De Riso: «Così abbiamo ridato identità al limone d'Amalfi»

Dall'Igp all'Op, tutte le strategie dell'imprenditore campano

De Riso: «Così abbiamo ridato identità al limone d'Amalfi»
Tra le icone della costiera amalfitana, in Campania, ci sono sicuramente i limoni, noti per il sapore intenso e le proprietà benefiche già ai tempi della Repubblica marinara di Amalfi che, grazie alle ampie rotte commerciali nel Mediterraneo, ha contribuito a diffonderne la fama.
Anche dopo il declino di Amalfi, i diligenti contadini della costa hanno continuato il faticoso lavoro di costruzione dei terrazzamenti sui versanti ripidi e rocciosi e l’altrettanto scomodo trasporto del raccolto sui vecchi gradini di pietra. Più recentemente, circa dagli anni ’80, la concorrenza dei limoni d’importazione e la mancata competitività di un prodotto così “difficile” ne avevano però messo in crisi la commercializzazione.

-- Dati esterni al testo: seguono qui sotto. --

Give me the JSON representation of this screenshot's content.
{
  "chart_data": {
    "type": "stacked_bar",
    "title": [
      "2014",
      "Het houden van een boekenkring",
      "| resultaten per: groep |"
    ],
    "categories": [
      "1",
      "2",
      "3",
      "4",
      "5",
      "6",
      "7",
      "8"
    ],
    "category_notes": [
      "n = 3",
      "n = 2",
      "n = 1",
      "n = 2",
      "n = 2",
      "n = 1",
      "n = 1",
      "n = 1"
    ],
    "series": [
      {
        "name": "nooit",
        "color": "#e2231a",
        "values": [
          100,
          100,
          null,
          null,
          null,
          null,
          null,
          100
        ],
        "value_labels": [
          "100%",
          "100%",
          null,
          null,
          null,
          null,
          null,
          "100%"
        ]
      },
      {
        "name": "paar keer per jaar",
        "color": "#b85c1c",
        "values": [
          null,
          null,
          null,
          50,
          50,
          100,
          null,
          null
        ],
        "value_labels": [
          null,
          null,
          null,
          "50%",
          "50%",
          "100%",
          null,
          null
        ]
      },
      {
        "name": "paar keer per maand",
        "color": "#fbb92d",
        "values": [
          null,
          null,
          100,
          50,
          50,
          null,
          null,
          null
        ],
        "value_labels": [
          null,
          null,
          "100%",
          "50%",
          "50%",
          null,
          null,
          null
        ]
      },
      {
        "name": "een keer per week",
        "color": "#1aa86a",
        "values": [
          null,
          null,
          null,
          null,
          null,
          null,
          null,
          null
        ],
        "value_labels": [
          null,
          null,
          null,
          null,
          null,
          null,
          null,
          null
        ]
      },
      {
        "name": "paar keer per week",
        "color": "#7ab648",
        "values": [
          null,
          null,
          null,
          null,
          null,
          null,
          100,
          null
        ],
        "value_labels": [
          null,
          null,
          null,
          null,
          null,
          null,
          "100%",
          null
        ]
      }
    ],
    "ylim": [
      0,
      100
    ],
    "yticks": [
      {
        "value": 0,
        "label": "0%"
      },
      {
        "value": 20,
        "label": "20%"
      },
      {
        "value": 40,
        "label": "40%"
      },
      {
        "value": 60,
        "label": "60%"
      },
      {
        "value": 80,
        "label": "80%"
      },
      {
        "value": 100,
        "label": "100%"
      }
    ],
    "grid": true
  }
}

“I nostri limoni mancavano di identità e c’erano tanti piccoli produttori slegati tra loro, oltre a un pericoloso abbandono dei terreni – ricorda a Italiafruit News Carlo De Riso, presidente della Op Costieragrumi di Minori (Salerno), tra i primi a credere nella fattibilità di una rete di produttori – Per rilanciare la limonicoltura, abbiamo iniziato a lavorare sull’aggregazione, unendo le forze per seguire la documentazione, l’amministrazione e poi le certificazioni, fino alla commercializzazione vera e propria”.
 


Così i muretti a secco sono stati ripristinati e i terrazzamenti hanno ricominciato a produrre. E’ grazie anche ai limoni se l’Unesco nel 1997 ha nominato la Costiera amalfitana Patrimonio dell'umanità, attribuendole un valore sì produttivo, ma anche ambientale, idrogeologico, sociale e culturale.
Pochi anni dopo, nel 2002, è nato il Consorzio di tutela Limone Costa d'Amalfi Igp (Indicazione geografica protetta) che, per primo, ha iniziato a certificare l'origine e la qualità dello "sfusato amalfitano", come è anche chiamato il limone per la sua forma allungata e appuntita. La varietà contiene elevati livelli di vitamina C e di acidità, oltre a essere eccezionalmente profumata, con la buccia ricca di oli.
 


“Ora il nostro è uno dei pochi prodotti che non soffre crisi”, osserva l’imprenditore amalfitano, che è stato nominato Cavaliere dell’Ordine al Merito della Repubblica proprio per lo spirito di intraprendenza e la dedizione a questo territorio.
 
L’Op Costieramalfi è stata riconosciuta dal ministero delle Politiche agricole l’anno scorso e gestisce un totale di circa 110 ettari di superficie facenti capo a 170 associati. Sono però 260 le aziende che conferiscono all’Op. “Insieme, siamo una grande squadra, preserviamo il territorio, favorendo e incrementando il lavoro (nella Op sono impiegate 64 persone, ndr). Abbiamo una missione importante, siamo sentinelle dei giardini di limone”.
 
“Certifichiamo l’80-85% dei Limoni della Costa d’Amalfi Igp, 1.000-1.100 tonnellate su un totale di 1.700 - dice Carlo che gestisce l’azienda insieme ai cugini Evaristo e Giovanni, terza generazione impegnata nell’impresa di famiglia fondata dal nonno – Alla grande distribuzione, che è riuscita a dare visibilità a questo prodotto di nicchia, va quasi il 90% della produzione, soprattutto da Roma in su. Il risultato più bello è che, insieme a loro, siamo cresciuti anche noi, come mentalità innanzitutto e poi come produzione, organizzazione, attenzione ai controlli”.



Poi c’è l’export: Nord Europa, Paesi scandinavi, Emirati arabi. “Esportiamo da dicembre fino a marzo/aprile, poi ci fermiamo – precisa De Riso - Essendo un prodotto raccolto, lavato e selezionato senza trattamenti post-raccolta, lo vendiamo solo fresco pronto consegna. Ad esempio, ora che inizia la fioritura e i limoni sono più delicati (la raccolta avviene più volte l’anno con i frutti della medesima fioritura lasciati in pianta, ndr) riduciamo drasticamente i volumi”.
Solo il 10% è destinato alla lavorazione industriale (per la produzione di dolci e limoncello).
 
Entro la fine dell’anno, a Minori l’antico stabilimento di lavorazione sarà sostituito dal nuovo centro, ottenuto dal restauro della cartiera locale. Quasi 6.000 metri quadrati dedicati alla lavorazione del fresco e del trasformato, con una nuova linea anche per riutilizzare gli scarti, e spazi per degustazioni e show-room.